Your found leaks will affect the power of the flute, especially the low register, so yes, it is worth fixing them. Even just greasing the stopper generously may suffice, or you can wrap a little PTFE plumber’s tape around it as a temporary, pre-renewal measure, or try steaming it at the spout of a boiling kettle, then greasing and reinserting. Old cork dries and shrinks, especially in an unused flute! Remember to set it correctly.
The Eb key will probably need a new pad and maybe some adjustment, but careful cleaning of the pad surface and tone-hole rim and checking the latter for damage and inspecting the closing action of the key may let you fix it. Check all the other pads, holes and key actions too.

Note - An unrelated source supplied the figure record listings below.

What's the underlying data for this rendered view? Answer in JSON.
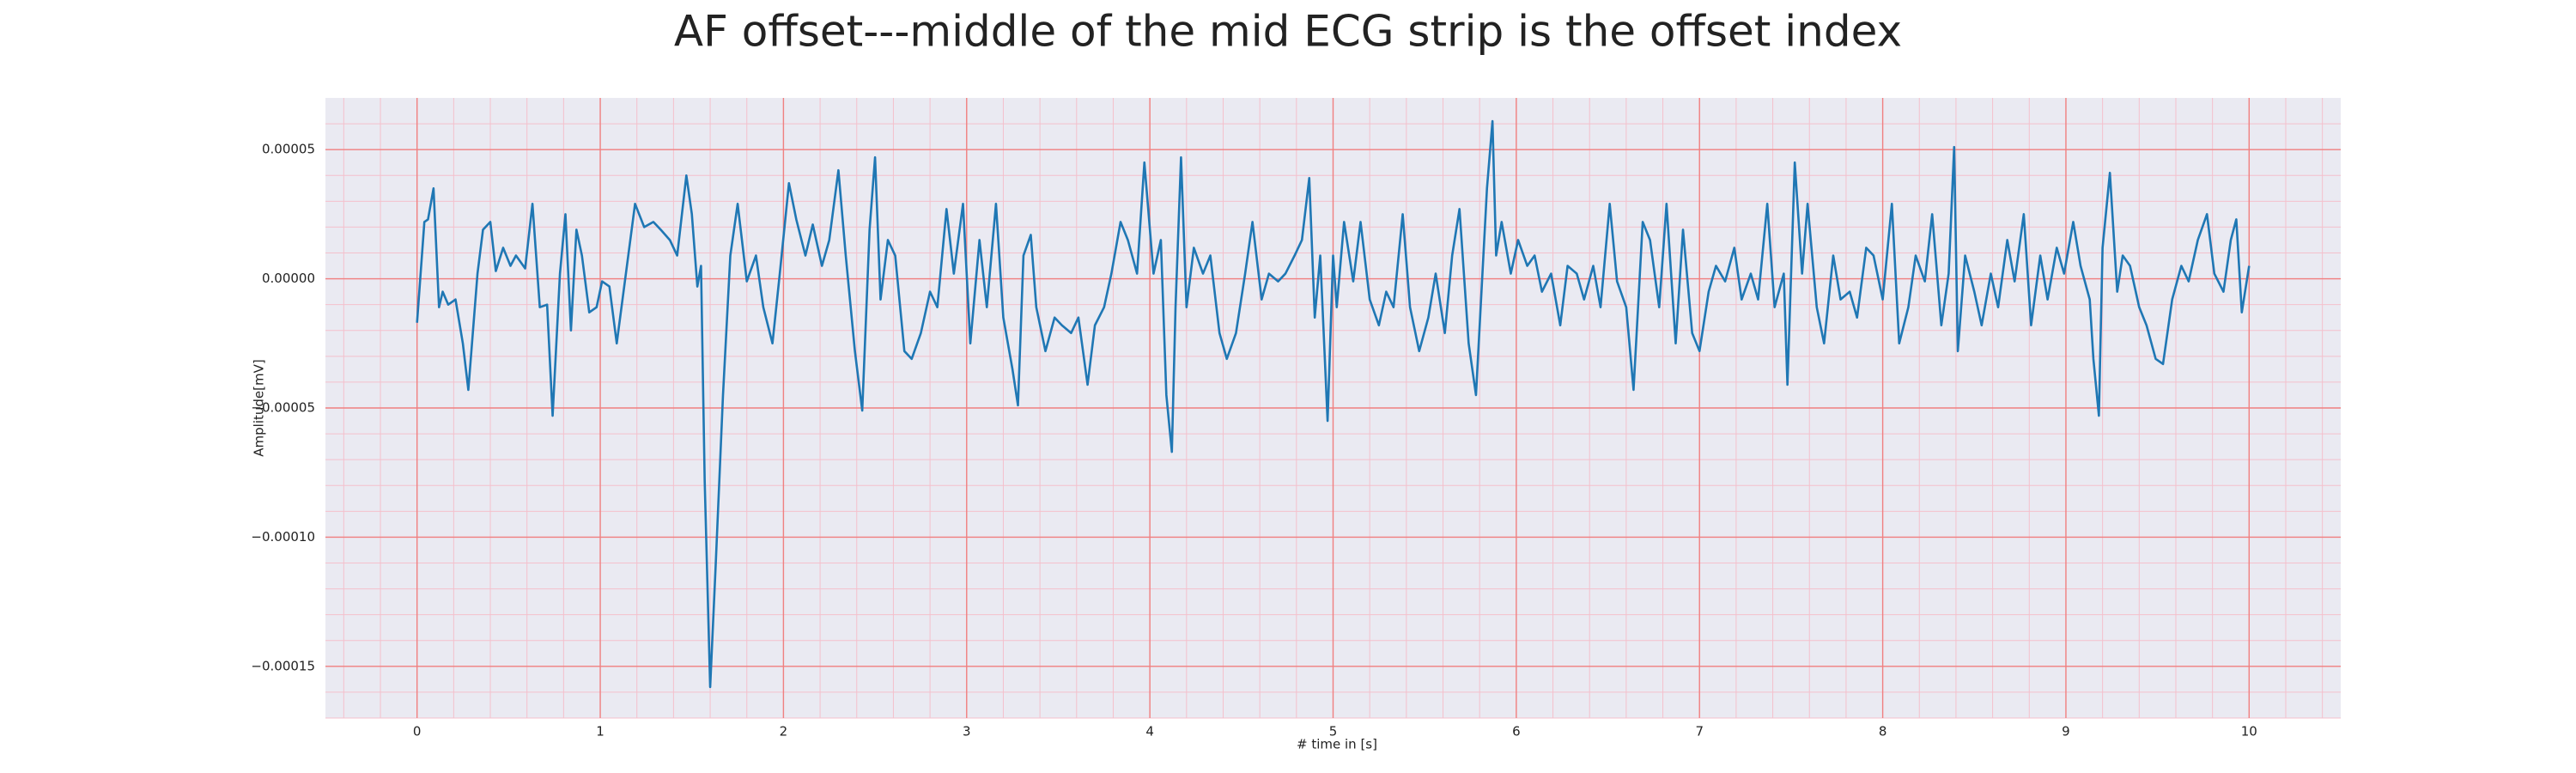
{
  "chart_data": {
    "type": "line",
    "title": "AF offset---middle of the mid ECG strip is the offset index",
    "xlabel": "# time in [s]",
    "ylabel": "Amplitude[mV]",
    "xlim": [
      -0.5,
      10.5
    ],
    "ylim": [
      -0.00017,
      7e-05
    ],
    "xticks": [
      0,
      1,
      2,
      3,
      4,
      5,
      6,
      7,
      8,
      9,
      10
    ],
    "yticks": [
      {
        "value": -0.00015,
        "label": "−0.00015"
      },
      {
        "value": -0.0001,
        "label": "−0.00010"
      },
      {
        "value": -5e-05,
        "label": "−0.00005"
      },
      {
        "value": 0,
        "label": "0.00000"
      },
      {
        "value": 5e-05,
        "label": "0.00005"
      }
    ],
    "grid": true,
    "grid_color": "#f08080",
    "minor_grid": {
      "x": 0.2,
      "y": 1e-05,
      "color": "#f4c0cc"
    },
    "background": "#eaeaf2",
    "color": "#1f77b4",
    "x": [
      0,
      0.04,
      0.06,
      0.09,
      0.12,
      0.14,
      0.17,
      0.21,
      0.25,
      0.28,
      0.33,
      0.36,
      0.4,
      0.43,
      0.47,
      0.51,
      0.54,
      0.59,
      0.63,
      0.67,
      0.71,
      0.74,
      0.78,
      0.81,
      0.84,
      0.87,
      0.9,
      0.94,
      0.98,
      1.01,
      1.05,
      1.09,
      1.14,
      1.19,
      1.24,
      1.29,
      1.33,
      1.38,
      1.42,
      1.47,
      1.5,
      1.53,
      1.55,
      1.57,
      1.6,
      1.63,
      1.67,
      1.71,
      1.75,
      1.8,
      1.85,
      1.89,
      1.94,
      1.98,
      2.03,
      2.07,
      2.12,
      2.16,
      2.21,
      2.25,
      2.3,
      2.34,
      2.39,
      2.43,
      2.47,
      2.5,
      2.53,
      2.57,
      2.61,
      2.66,
      2.7,
      2.75,
      2.8,
      2.84,
      2.89,
      2.93,
      2.98,
      3.02,
      3.07,
      3.11,
      3.16,
      3.2,
      3.25,
      3.28,
      3.31,
      3.35,
      3.38,
      3.43,
      3.48,
      3.52,
      3.57,
      3.61,
      3.66,
      3.7,
      3.75,
      3.79,
      3.84,
      3.88,
      3.93,
      3.97,
      4.02,
      4.06,
      4.09,
      4.12,
      4.14,
      4.17,
      4.2,
      4.24,
      4.29,
      4.33,
      4.38,
      4.42,
      4.47,
      4.52,
      4.56,
      4.61,
      4.65,
      4.7,
      4.74,
      4.79,
      4.83,
      4.87,
      4.9,
      4.93,
      4.97,
      5.0,
      5.02,
      5.06,
      5.11,
      5.15,
      5.2,
      5.25,
      5.29,
      5.33,
      5.38,
      5.42,
      5.47,
      5.52,
      5.56,
      5.61,
      5.65,
      5.69,
      5.74,
      5.78,
      5.81,
      5.84,
      5.87,
      5.89,
      5.92,
      5.97,
      6.01,
      6.06,
      6.1,
      6.14,
      6.19,
      6.24,
      6.28,
      6.33,
      6.37,
      6.42,
      6.46,
      6.51,
      6.55,
      6.6,
      6.64,
      6.69,
      6.73,
      6.78,
      6.82,
      6.87,
      6.91,
      6.96,
      7.0,
      7.05,
      7.09,
      7.14,
      7.19,
      7.23,
      7.28,
      7.32,
      7.37,
      7.41,
      7.46,
      7.48,
      7.52,
      7.56,
      7.59,
      7.64,
      7.68,
      7.73,
      7.77,
      7.82,
      7.86,
      7.91,
      7.95,
      8.0,
      8.05,
      8.09,
      8.14,
      8.18,
      8.23,
      8.27,
      8.32,
      8.36,
      8.39,
      8.41,
      8.45,
      8.5,
      8.54,
      8.59,
      8.63,
      8.68,
      8.72,
      8.77,
      8.81,
      8.86,
      8.9,
      8.95,
      8.99,
      9.04,
      9.08,
      9.13,
      9.15,
      9.18,
      9.2,
      9.24,
      9.28,
      9.31,
      9.35,
      9.4,
      9.44,
      9.49,
      9.53,
      9.58,
      9.63,
      9.67,
      9.72,
      9.77,
      9.81,
      9.86,
      9.9,
      9.93,
      9.96,
      10.0
    ],
    "values": [
      -1.7e-05,
      2.2e-05,
      2.3e-05,
      3.5e-05,
      -1.1e-05,
      -5e-06,
      -1e-05,
      -8e-06,
      -2.5e-05,
      -4.3e-05,
      2e-06,
      1.9e-05,
      2.2e-05,
      3e-06,
      1.2e-05,
      5e-06,
      9e-06,
      4e-06,
      2.9e-05,
      -1.1e-05,
      -1e-05,
      -5.3e-05,
      2e-06,
      2.5e-05,
      -2e-05,
      1.9e-05,
      9e-06,
      -1.3e-05,
      -1.1e-05,
      -1e-06,
      -3e-06,
      -2.5e-05,
      2e-06,
      2.9e-05,
      2e-05,
      2.2e-05,
      1.9e-05,
      1.5e-05,
      9e-06,
      4e-05,
      2.5e-05,
      -3e-06,
      5e-06,
      -7.8e-05,
      -0.000158,
      -0.000111,
      -4.5e-05,
      9e-06,
      2.9e-05,
      -1e-06,
      9e-06,
      -1.1e-05,
      -2.5e-05,
      2e-06,
      3.7e-05,
      2.3e-05,
      9e-06,
      2.1e-05,
      5e-06,
      1.5e-05,
      4.2e-05,
      9e-06,
      -2.8e-05,
      -5.1e-05,
      1.9e-05,
      4.7e-05,
      -8e-06,
      1.5e-05,
      9e-06,
      -2.8e-05,
      -3.1e-05,
      -2.1e-05,
      -5e-06,
      -1.1e-05,
      2.7e-05,
      2e-06,
      2.9e-05,
      -2.5e-05,
      1.5e-05,
      -1.1e-05,
      2.9e-05,
      -1.5e-05,
      -3.5e-05,
      -4.9e-05,
      9e-06,
      1.7e-05,
      -1.1e-05,
      -2.8e-05,
      -1.5e-05,
      -1.8e-05,
      -2.1e-05,
      -1.5e-05,
      -4.1e-05,
      -1.8e-05,
      -1.1e-05,
      2e-06,
      2.2e-05,
      1.5e-05,
      2e-06,
      4.5e-05,
      2e-06,
      1.5e-05,
      -4.5e-05,
      -6.7e-05,
      -1.1e-05,
      4.7e-05,
      -1.1e-05,
      1.2e-05,
      2e-06,
      9e-06,
      -2.1e-05,
      -3.1e-05,
      -2.1e-05,
      2e-06,
      2.2e-05,
      -8e-06,
      2e-06,
      -1e-06,
      2e-06,
      9e-06,
      1.5e-05,
      3.9e-05,
      -1.5e-05,
      9e-06,
      -5.5e-05,
      9e-06,
      -1.1e-05,
      2.2e-05,
      -1e-06,
      2.2e-05,
      -8e-06,
      -1.8e-05,
      -5e-06,
      -1.1e-05,
      2.5e-05,
      -1.1e-05,
      -2.8e-05,
      -1.5e-05,
      2e-06,
      -2.1e-05,
      9e-06,
      2.7e-05,
      -2.5e-05,
      -4.5e-05,
      -5e-06,
      3.5e-05,
      6.1e-05,
      9e-06,
      2.2e-05,
      2e-06,
      1.5e-05,
      5e-06,
      9e-06,
      -5e-06,
      2e-06,
      -1.8e-05,
      5e-06,
      2e-06,
      -8e-06,
      5e-06,
      -1.1e-05,
      2.9e-05,
      -1e-06,
      -1.1e-05,
      -4.3e-05,
      2.2e-05,
      1.5e-05,
      -1.1e-05,
      2.9e-05,
      -2.5e-05,
      1.9e-05,
      -2.1e-05,
      -2.8e-05,
      -5e-06,
      5e-06,
      -1e-06,
      1.2e-05,
      -8e-06,
      2e-06,
      -8e-06,
      2.9e-05,
      -1.1e-05,
      2e-06,
      -4.1e-05,
      4.5e-05,
      2e-06,
      2.9e-05,
      -1.1e-05,
      -2.5e-05,
      9e-06,
      -8e-06,
      -5e-06,
      -1.5e-05,
      1.2e-05,
      9e-06,
      -8e-06,
      2.9e-05,
      -2.5e-05,
      -1.1e-05,
      9e-06,
      -1e-06,
      2.5e-05,
      -1.8e-05,
      2e-06,
      5.1e-05,
      -2.8e-05,
      9e-06,
      -5e-06,
      -1.8e-05,
      2e-06,
      -1.1e-05,
      1.5e-05,
      -1e-06,
      2.5e-05,
      -1.8e-05,
      9e-06,
      -8e-06,
      1.2e-05,
      2e-06,
      2.2e-05,
      5e-06,
      -8e-06,
      -3.1e-05,
      -5.3e-05,
      1.2e-05,
      4.1e-05,
      -5e-06,
      9e-06,
      5e-06,
      -1.1e-05,
      -1.8e-05,
      -3.1e-05,
      -3.3e-05,
      -8e-06,
      5e-06,
      -1e-06,
      1.5e-05,
      2.5e-05,
      2e-06,
      -5e-06,
      1.5e-05,
      2.3e-05,
      -1.3e-05,
      5e-06
    ]
  }
}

The crack in the barrel CAN leak despite the metal lining - as the lining will not be continuous all the way through, even if the socket is lined (probable in a French flute) as the socket lining is separate from the tuning slide tube and because of how these things are made, cannot be soldered together, so air can pass between the metal parts where they butt together and leak through a crack in the wood. So suck test your barrel too. I bet it leaks! (The oft-seen eBay claim that a cracked metal lined tuning barrel wont leak is rubbish - but the folk who write it don’t know what they’re writing about…)
As others have said, French 5-key flutes of this type have a notoriously flat F#, even more so than English ones, and yes, you do have to vent the F key and the Eb key to improve them - and they still tend flat because the makers/players wished to keep available the Baroque forked F natural fingering. You can read up about French simple system flutes on Rick Wilson’s website so you understand your flute better.
You should also bear in mind that the majority of French flutes of this type were built for the diapason normal pitch standard, c A=432-5Hz, thus rather flatter than modern “concert pitch” - so you should ascertain whether your flute is one of those or one of the rather less common but identical looking ones which is built for c A=440Hz. - knowing which it is will affect your perceptions of its behaviour! If it plays just about at 440 or won’t quite get that high with the tuning slide fully closed, then it is a diapason normal (low pitch) flute if it will play at 440 with the slide open about 10-15mm, it is a modern pitch instrument. This also affects its practical value and what it is worth spending on restoring it.
As for getting it repaired/overhauled, where are you? Many of the makers on The List will undertake repairs if asked, or I do so and there is Jon Dodd in Ireland.